We can use this approach to intervene in the law firm customer journey, turning negative experiences into positive ones, and positive experiences into extraordinary ones, by delivering a strong ending with the power to wash away earlier pain.
Think about how you can make the ending of the matter feel like a real 'red carpet moment' for clients. We can learn from retailers here. At AT&T stores in the US, employees walk customers to the door and shake hands at the end of the interaction; company research has shown this deliberate, positive moment has had a powerful impact on overall experience.
If your client has a poor experience in some way, the moment of misery often defines their evaluation of the whole experience.

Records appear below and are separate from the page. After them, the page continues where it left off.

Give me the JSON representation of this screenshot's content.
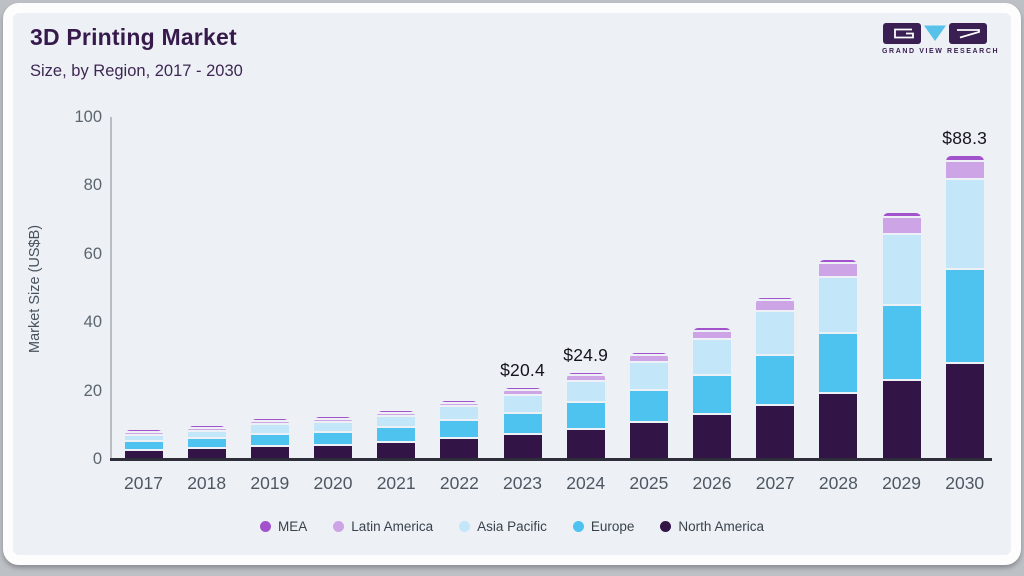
{
  "header": {
    "title": "3D Printing Market",
    "subtitle": "Size, by Region, 2017 - 2030"
  },
  "logo": {
    "text": "GRAND VIEW RESEARCH"
  },
  "colors": {
    "card_background": "#edf1f6",
    "card_border": "#fdfdfe",
    "outer_background": "#bdc1c5",
    "axis_line": "#2d2e3a",
    "y_axis_line": "#b7bdc5",
    "title_text": "#371a4c",
    "value_label_text": "#14141e"
  },
  "chart_data": {
    "type": "bar",
    "stacked": true,
    "title": "3D Printing Market",
    "subtitle": "Size, by Region, 2017 - 2030",
    "xlabel": "",
    "ylabel": "Market Size (US$B)",
    "ylim": [
      0,
      100
    ],
    "yticks": [
      0,
      20,
      40,
      60,
      80,
      100
    ],
    "grid": false,
    "legend_position": "bottom",
    "categories": [
      "2017",
      "2018",
      "2019",
      "2020",
      "2021",
      "2022",
      "2023",
      "2024",
      "2025",
      "2026",
      "2027",
      "2028",
      "2029",
      "2030"
    ],
    "series": [
      {
        "name": "MEA",
        "color": "#a253cc",
        "values": [
          0.3,
          0.3,
          0.4,
          0.4,
          0.4,
          0.5,
          0.6,
          0.7,
          0.8,
          1.0,
          1.1,
          1.3,
          1.4,
          1.7
        ]
      },
      {
        "name": "Latin America",
        "color": "#cda4e6",
        "values": [
          0.5,
          0.7,
          0.7,
          0.7,
          0.9,
          1.1,
          1.4,
          1.8,
          2.0,
          2.5,
          3.2,
          3.9,
          4.9,
          5.2
        ]
      },
      {
        "name": "Asia Pacific",
        "color": "#c3e7f8",
        "values": [
          1.9,
          2.2,
          2.7,
          2.9,
          3.3,
          4.1,
          5.2,
          6.2,
          8.2,
          10.3,
          12.9,
          16.4,
          20.8,
          26.3
        ]
      },
      {
        "name": "Europe",
        "color": "#4ec3ef",
        "values": [
          2.6,
          2.9,
          3.5,
          3.7,
          4.3,
          5.2,
          6.2,
          7.7,
          9.4,
          11.6,
          14.4,
          17.7,
          21.9,
          27.7
        ]
      },
      {
        "name": "North America",
        "color": "#321447",
        "values": [
          3.0,
          3.4,
          4.0,
          4.2,
          4.9,
          5.9,
          7.0,
          8.5,
          10.3,
          12.5,
          15.3,
          18.6,
          22.5,
          27.4
        ]
      }
    ],
    "stack_order_bottom_to_top": [
      "North America",
      "Europe",
      "Asia Pacific",
      "Latin America",
      "MEA"
    ],
    "bar_labels": {
      "2023": "$20.4",
      "2024": "$24.9",
      "2030": "$88.3"
    }
  }
}
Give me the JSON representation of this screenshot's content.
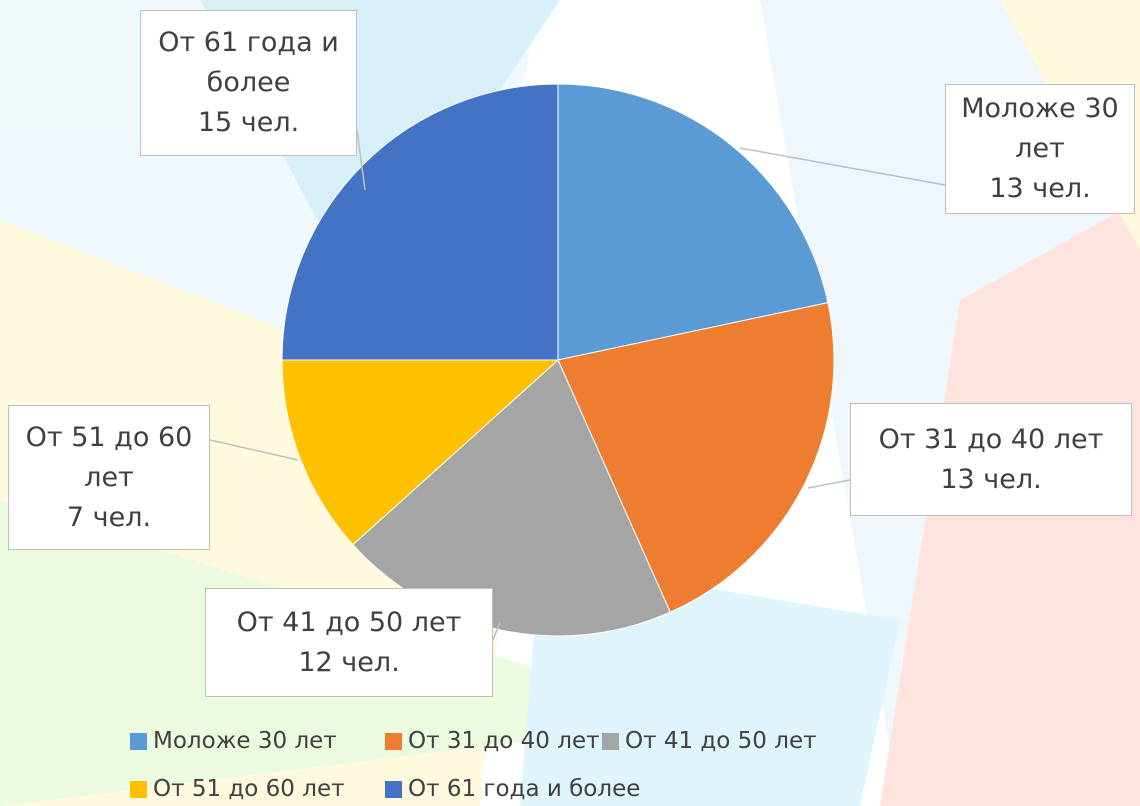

But if you make follow-up contact, you have an opportunity to uncover the negative feeling and resolve the problem, leaving the customer feeling good about your firm. And with eMarketer's report last year that 75 per cent of consumers find service providers in the small business sector through word of mouth, a positive review is vital.
I am not suggesting putting your clients into ice-cold water, but do look at their overall experience. Rightly, a lot of focus is given to the initial impressions presented to a client, but the concept of peak-end encourages us to pay attention to the finale. How you say thank you and goodbye could be as important as how you welcome clients to your firm.
Every individual in the
firm can play their part in delivering consistently high service and positive experiences. Keeping peak-end theory in mind, combined with a consistent approach to protect against negative peaks, should pay off.